Use Task Scheduler on Windows, Automator on Mac or cron to create a text file with the exact file names and paths of those files you might want to selectively sync. Make sure this file (perhaps selective-dir.txt) is deleted and re-created on a schedule that works for your needs. With a little effort, you could make sure that this file showed the relative locations of files to the root of the Syncthing Folder. Make sure this file is is synced between A and B.
Now, if you need a file on B that isn’t currently synced, you can find the filename in the selective-dir.txt file, and add it with a preceding ! to the selective-ignore.txt file that is synced between A and B.
Easy? If you’re comfortable with scripting and the command line, sure.
You are definitely not the first asking for this feature - there are various posts on this forum discussing possible implementations and their up- and downsides. See e.g. this thread:
The take-away is (imo) that it is very hard to implement selective sync in Syncthing that works for everone in a safe and reliable manner (i.e. that doesn’t eat files and doesn’t confuse the user about what is actually stored where). Schemes based around .stignore in particualr have various edge cases (i.e. what happens when files are renamed or deleted? how do you deal with new files inside ‘selected’ folders?)

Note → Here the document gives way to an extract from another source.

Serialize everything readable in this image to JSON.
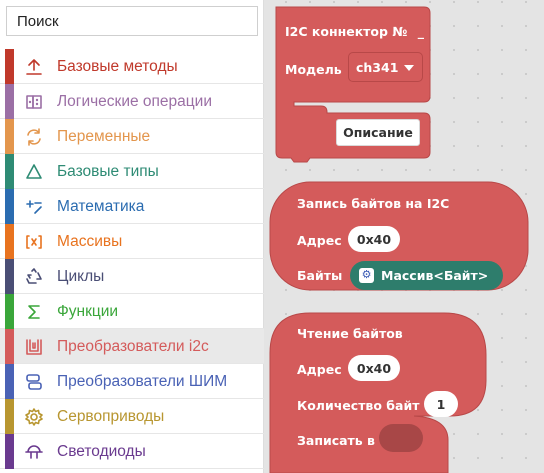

The Synctrain iOS/macOS-app implements selective sync by placing ‘selected’ files and folders in .stignore (more details here). This works reasonably well, but really, really depends on proper support from the user interface (which actually prevents certain scenarios, such as selecting files inside an already selected folder, warns the user when deselecting a file that is not present on other peers or when that cannot be verified, alerting the user in various ways when there are new files, integration with other features such as drag/drop and photo sync, etc.). So it is possible, but (as far as I understand) unlikely to make its way into Syncthing core.